As we ponder the words of this secular poem, I hope that you will take its words to heart. While some may perceive this poem to be about a person who stubbornly and insistently wants to maintain boundaries for no apparent reason, I take the other side of the argument: fences are necessary in our daily living, keep unwanted elements out, protect our neighbor from inadvertent elements from trampling in, and give a sense of what it means to be a good neighbor.
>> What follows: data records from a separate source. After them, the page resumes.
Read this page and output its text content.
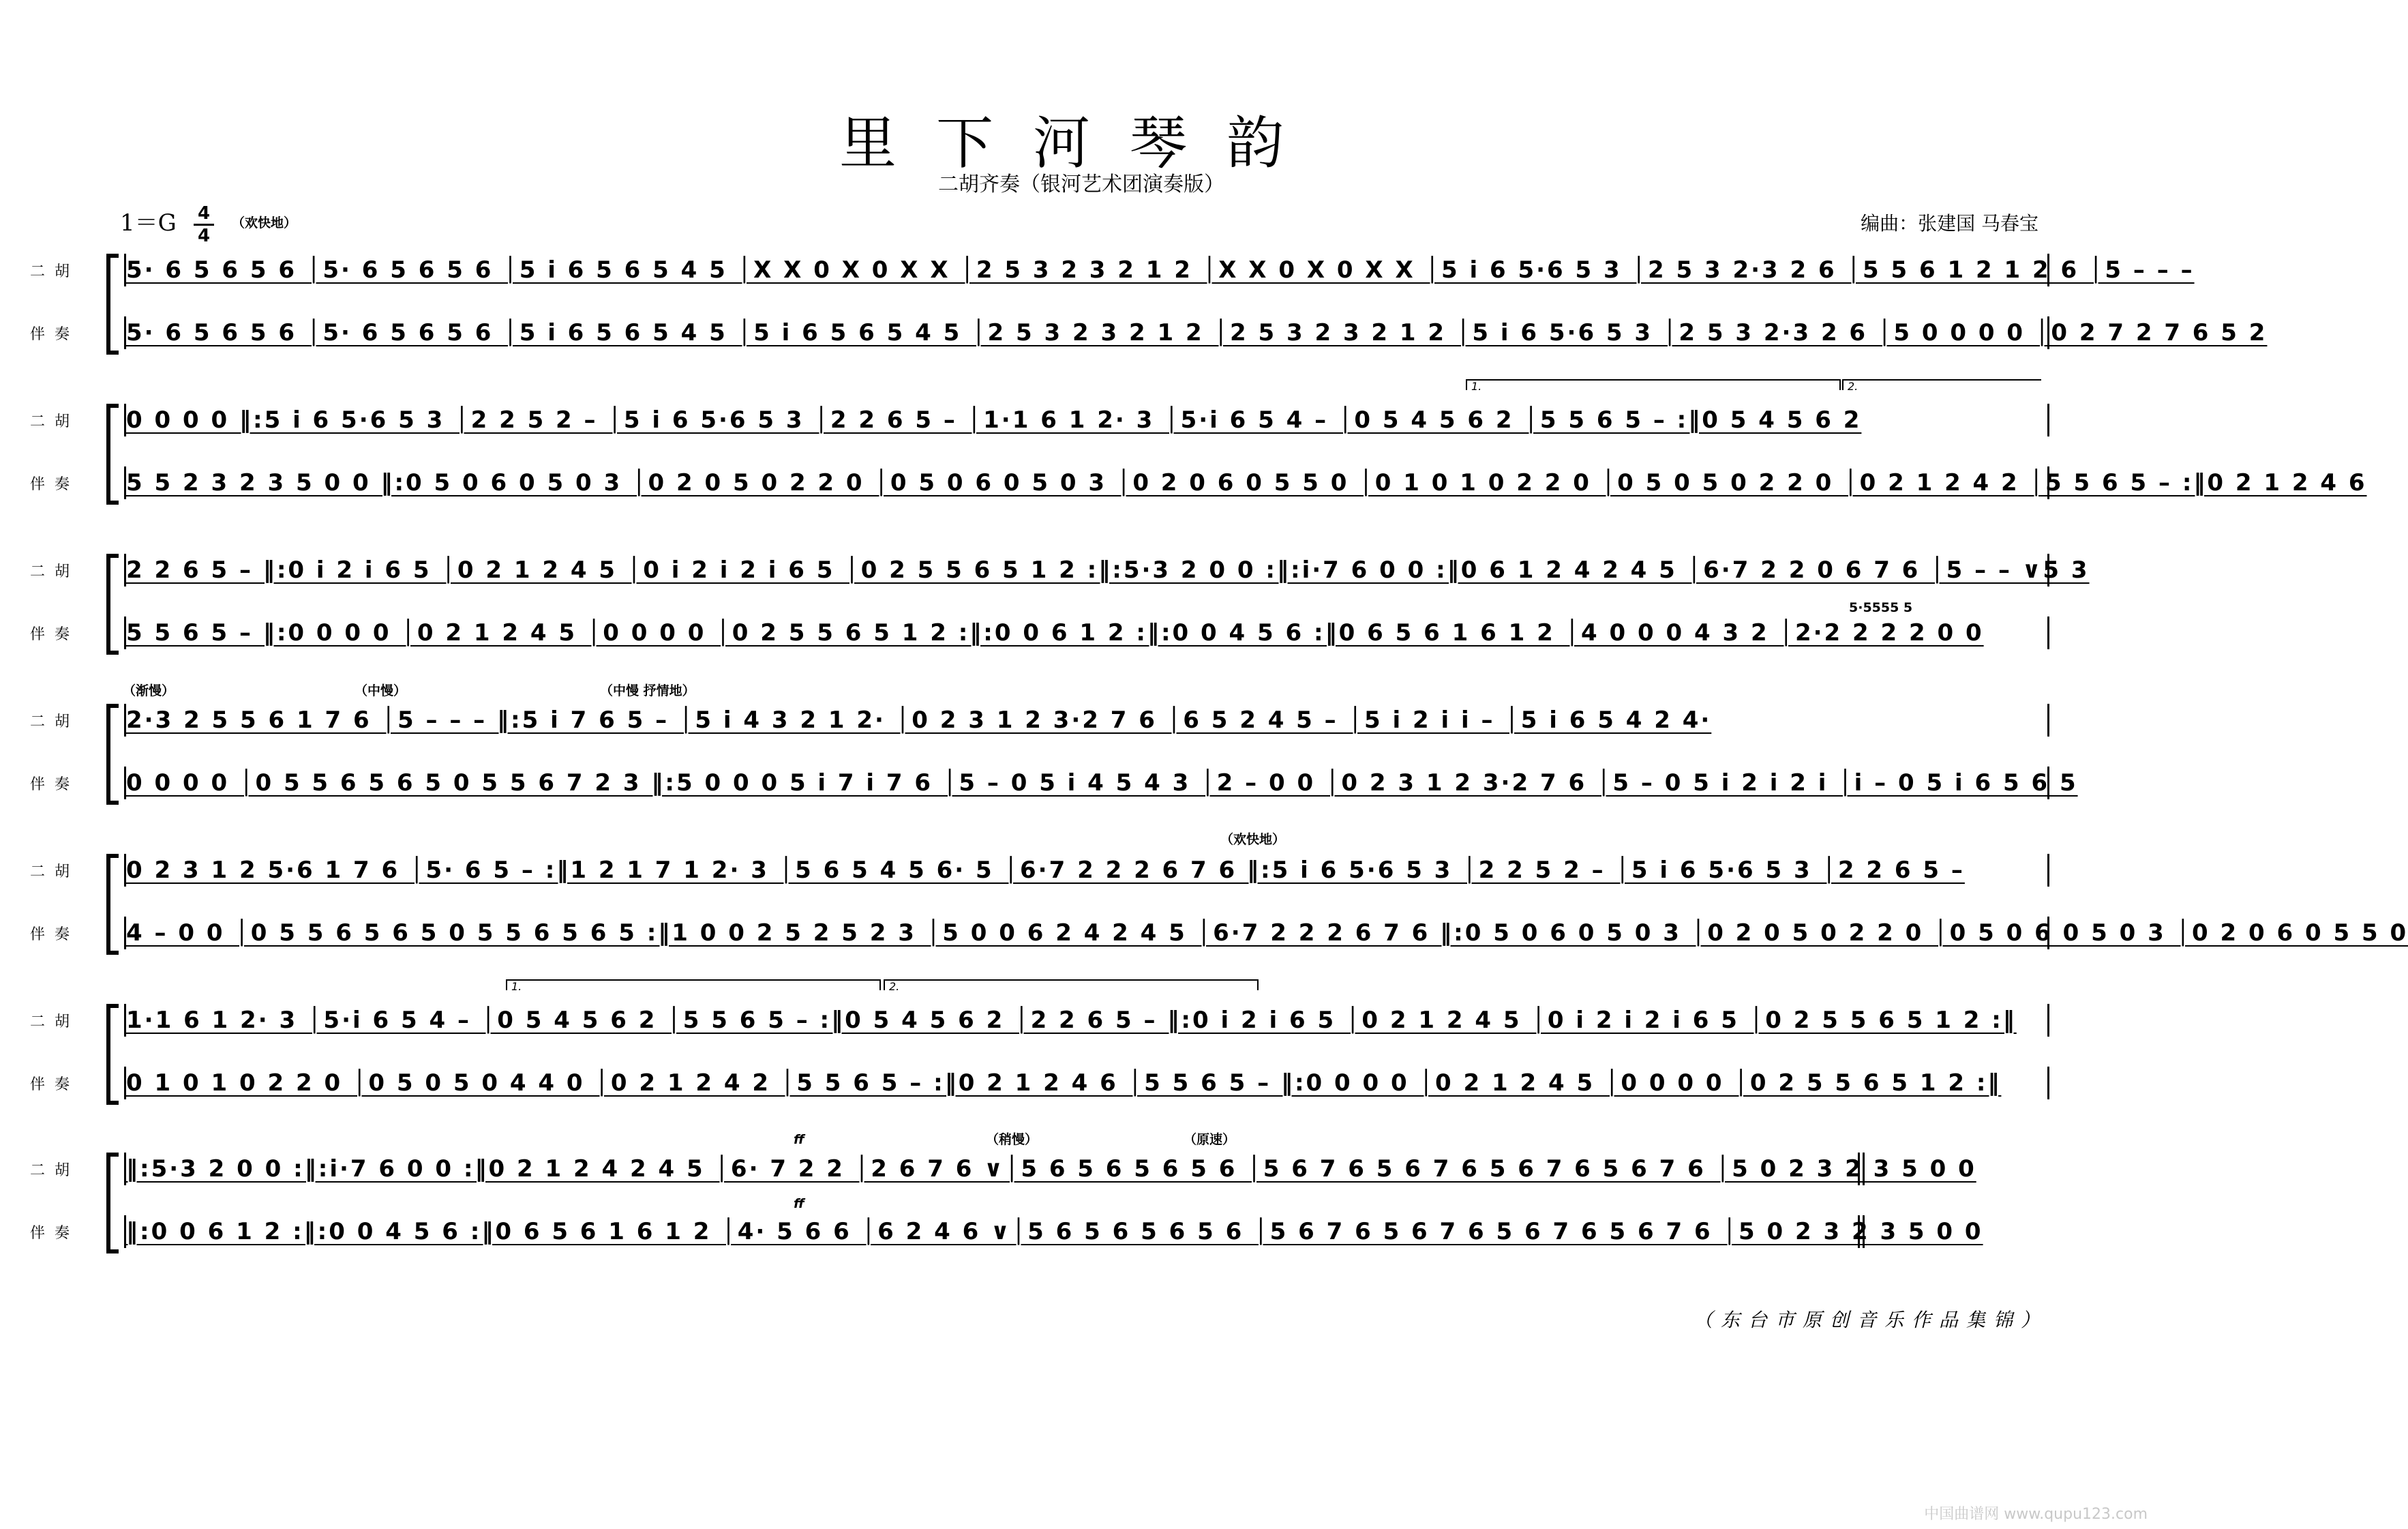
里下河琴韵
二胡齐奏（银河艺术团演奏版）
1＝G 4
4
（欢快地）	编曲：张建国 马春宝
二胡
伴奏
5· 6 5 6 5 6 │5· 6 5 6 5 6 │5 i 6 5 6 5 4 5 │X X 0 X 0 X X │2 5 3 2 3 2 1 2 │X X 0 X 0 X X │5 i 6 5·6 5 3 │2 5 3 2·3 2 6 │5 5 6 1 2 1 2 6 │5 – – –
5· 6 5 6 5 6 │5· 6 5 6 5 6 │5 i 6 5 6 5 4 5 │5 i 6 5 6 5 4 5 │2 5 3 2 3 2 1 2 │2 5 3 2 3 2 1 2 │5 i 6 5·6 5 3 │2 5 3 2·3 2 6 │5 0 0 0 0 │0 2 7 2 7 6 5 2
1.	2.
二胡
伴奏
0 0 0 0 ‖:5 i 6 5·6 5 3 │2 2 5 2 – │5 i 6 5·6 5 3 │2 2 6 5 – │1·1 6 1 2· 3 │5·i 6 5 4 – │0 5 4 5 6 2 │5 5 6 5 – :‖0 5 4 5 6 2
5 5 2 3 2 3 5 0 0 ‖:0 5 0 6 0 5 0 3 │0 2 0 5 0 2 2 0 │0 5 0 6 0 5 0 3 │0 2 0 6 0 5 5 0 │0 1 0 1 0 2 2 0 │0 5 0 5 0 2 2 0 │0 2 1 2 4 2 │5 5 6 5 – :‖0 2 1 2 4 6
二胡
伴奏
2 2 6 5 – ‖:0 i 2 i 6 5 │0 2 1 2 4 5 │0 i 2 i 2 i 6 5 │0 2 5 5 6 5 1 2 :‖:5·3 2 0 0 :‖:i·7 6 0 0 :‖0 6 1 2 4 2 4 5 │6·7 2 2 0 6 7 6 │5 – – ∨5 3
5·5555 5
5 5 6 5 – ‖:0 0 0 0 │0 2 1 2 4 5 │0 0 0 0 │0 2 5 5 6 5 1 2 :‖:0 0 6 1 2 :‖:0 0 4 5 6 :‖0 6 5 6 1 6 1 2 │4 0 0 0 4 3 2 │2·2 2 2 2 0 0
（渐慢）	（中慢）	（中慢 抒情地）
二胡
伴奏
2·3 2 5 5 6 1 7 6 │5 – – – ‖:5 i 7 6 5 – │5 i 4 3 2 1 2· │0 2 3 1 2 3·2 7 6 │6 5 2 4 5 – │5 i 2 i i – │5 i 6 5 4 2 4·
0 0 0 0 │0 5 5 6 5 6 5 0 5 5 6 7 2 3 ‖:5 0 0 0 5 i 7 i 7 6 │5 – 0 5 i 4 5 4 3 │2 – 0 0 │0 2 3 1 2 3·2 7 6 │5 – 0 5 i 2 i 2 i │i – 0 5 i 6 5 6 5
（欢快地）
二胡
伴奏
0 2 3 1 2 5·6 1 7 6 │5· 6 5 – :‖1 2 1 7 1 2· 3 │5 6 5 4 5 6· 5 │6·7 2 2 2 6 7 6 ‖:5 i 6 5·6 5 3 │2 2 5 2 – │5 i 6 5·6 5 3 │2 2 6 5 –
4 – 0 0 │0 5 5 6 5 6 5 0 5 5 6 5 6 5 :‖1 0 0 2 5 2 5 2 3 │5 0 0 6 2 4 2 4 5 │6·7 2 2 2 6 7 6 ‖:0 5 0 6 0 5 0 3 │0 2 0 5 0 2 2 0 │0 5 0 6 0 5 0 3 │0 2 0 6 0 5 5 0
1.	2.
二胡
伴奏
1·1 6 1 2· 3 │5·i 6 5 4 – │0 5 4 5 6 2 │5 5 6 5 – :‖0 5 4 5 6 2 │2 2 6 5 – ‖:0 i 2 i 6 5 │0 2 1 2 4 5 │0 i 2 i 2 i 6 5 │0 2 5 5 6 5 1 2 :‖
0 1 0 1 0 2 2 0 │0 5 0 5 0 4 4 0 │0 2 1 2 4 2 │5 5 6 5 – :‖0 2 1 2 4 6 │5 5 6 5 – ‖:0 0 0 0 │0 2 1 2 4 5 │0 0 0 0 │0 2 5 5 6 5 1 2 :‖
ff	（稍慢）	（原速）
二胡
伴奏
‖:5·3 2 0 0 :‖:i·7 6 0 0 :‖0 2 1 2 4 2 4 5 │6· 7 2 2 │2 6 7 6 ∨│5 6 5 6 5 6 5 6 │5 6 7 6 5 6 7 6 5 6 7 6 5 6 7 6 │5 0 2 3 2 3 5 0 0
ff
‖:0 0 6 1 2 :‖:0 0 4 5 6 :‖0 6 5 6 1 6 1 2 │4· 5 6 6 │6 2 4 6 ∨│5 6 5 6 5 6 5 6 │5 6 7 6 5 6 7 6 5 6 7 6 5 6 7 6 │5 0 2 3 2 3 5 0 0
（东台市原创音乐作品集锦）
中国曲谱网 www.qupu123.com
I went by the field of the slothful, and by the vineyard of the man void of understanding; and lo, it was all grown over with thorns, and nettles had covered the face thereof, and the stone wall thereof was broken down. Then I saw, and considered it well: I looked upon it and received instruction. —Proverbs 24:30-32
The power of worldly influence on our minds and desires is great. Let us not find ourselves as slothful and questioning the need for separation and spiritual diligence. If we wish to draw closer to the Divine, we need to have barriers that allow us to move freely within our boundaries and remain safe from transgression. We must diligently maintain boundaries of all types in our lives, keep them with purpose, and respect them ... for whatever reason they must stand. In doing so, we will find that we will be a better neighbor.